The Mudcat Café TM
Thread #112597 Message #2385636
Posted By: glueman
10-Jul-08 - 09:25 AM
Thread Name: Does it matter what music is called?
Subject: RE: Does it matter what music is called?
1954 definitions are held so dearly because they support the illusion that the tradition is under threat. If you want to make something precious beyond its normal currency tell people its under attack.
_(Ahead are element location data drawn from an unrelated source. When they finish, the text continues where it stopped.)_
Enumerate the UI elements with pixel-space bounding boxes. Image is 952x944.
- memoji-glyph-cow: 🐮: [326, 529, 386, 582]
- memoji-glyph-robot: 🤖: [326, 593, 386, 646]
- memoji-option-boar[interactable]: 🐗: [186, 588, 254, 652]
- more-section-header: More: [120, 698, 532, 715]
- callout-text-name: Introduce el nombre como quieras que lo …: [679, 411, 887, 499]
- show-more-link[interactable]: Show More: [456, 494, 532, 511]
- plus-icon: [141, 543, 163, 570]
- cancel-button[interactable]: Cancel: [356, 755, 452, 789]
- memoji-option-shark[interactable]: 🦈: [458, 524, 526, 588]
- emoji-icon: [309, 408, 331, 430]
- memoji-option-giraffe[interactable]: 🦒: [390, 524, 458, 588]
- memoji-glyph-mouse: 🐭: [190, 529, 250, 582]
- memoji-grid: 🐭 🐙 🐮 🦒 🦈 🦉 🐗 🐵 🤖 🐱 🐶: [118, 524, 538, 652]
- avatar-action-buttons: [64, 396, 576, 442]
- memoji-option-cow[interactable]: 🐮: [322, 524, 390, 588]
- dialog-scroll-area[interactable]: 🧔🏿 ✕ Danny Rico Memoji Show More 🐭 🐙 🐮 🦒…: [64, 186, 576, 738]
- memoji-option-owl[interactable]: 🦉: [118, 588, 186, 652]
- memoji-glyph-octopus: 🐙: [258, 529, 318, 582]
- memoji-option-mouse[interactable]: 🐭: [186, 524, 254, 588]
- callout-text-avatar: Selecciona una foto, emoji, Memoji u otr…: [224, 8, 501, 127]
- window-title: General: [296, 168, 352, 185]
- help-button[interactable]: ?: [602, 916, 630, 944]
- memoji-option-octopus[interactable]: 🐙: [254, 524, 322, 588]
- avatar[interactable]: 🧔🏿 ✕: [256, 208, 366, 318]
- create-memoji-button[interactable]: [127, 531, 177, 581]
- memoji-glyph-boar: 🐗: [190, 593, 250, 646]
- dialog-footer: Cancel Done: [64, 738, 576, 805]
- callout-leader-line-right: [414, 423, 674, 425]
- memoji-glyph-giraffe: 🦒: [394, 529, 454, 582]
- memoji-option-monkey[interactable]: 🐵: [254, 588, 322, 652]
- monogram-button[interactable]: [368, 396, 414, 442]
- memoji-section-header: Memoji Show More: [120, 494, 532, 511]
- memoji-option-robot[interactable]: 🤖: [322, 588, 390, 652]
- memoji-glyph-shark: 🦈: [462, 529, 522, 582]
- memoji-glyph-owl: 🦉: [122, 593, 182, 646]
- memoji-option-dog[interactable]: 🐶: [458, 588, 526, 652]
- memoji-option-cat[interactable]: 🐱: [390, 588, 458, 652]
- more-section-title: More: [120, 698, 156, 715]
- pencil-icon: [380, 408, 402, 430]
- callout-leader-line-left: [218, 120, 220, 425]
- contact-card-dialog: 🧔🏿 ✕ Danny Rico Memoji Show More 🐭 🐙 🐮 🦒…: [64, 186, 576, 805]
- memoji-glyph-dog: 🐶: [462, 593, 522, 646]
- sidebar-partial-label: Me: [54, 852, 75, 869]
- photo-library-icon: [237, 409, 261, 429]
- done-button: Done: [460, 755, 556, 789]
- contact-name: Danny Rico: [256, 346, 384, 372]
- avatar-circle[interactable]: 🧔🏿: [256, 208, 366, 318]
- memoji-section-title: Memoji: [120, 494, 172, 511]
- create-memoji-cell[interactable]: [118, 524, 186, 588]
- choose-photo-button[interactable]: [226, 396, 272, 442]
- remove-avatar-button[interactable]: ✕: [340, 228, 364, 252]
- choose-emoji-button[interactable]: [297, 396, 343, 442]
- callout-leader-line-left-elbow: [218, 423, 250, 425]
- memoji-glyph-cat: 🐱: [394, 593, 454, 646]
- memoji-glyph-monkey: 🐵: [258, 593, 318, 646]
They'll rush to support it in a way that suggesting folk's simply been ignored and drifted from popularity would never do.
If it was under threat, the horse had already bolted; the fox was shot by 1954. There is enough 'hard copy' of traditional music and recording available that it will never disappear so that leaves the idea that folk music is a cultural-historical artefact that should be foisted upon school children and others in a similar way to industrial archeology, a separate sealed diegesis about the old days divorced from context.
What appears to have happened is the core concerns of folk - acoustic music of intimate scale about disenfranchisement and/or locality - has survived in rude good health free of the distraction of attribution and academic formuli.
My taste doesn't run to Dylan or Simon and Garfunkel (or even Steeleye Span come to that) and I wouldn't visit places that included their songs as 'folk' but their music is more widely spoken of as such than that defined by 1954 advocates.
A new word, or words would be handy but the onus is now on traditionalists to prove committee defined nomenclature under the weight of popular assimilation.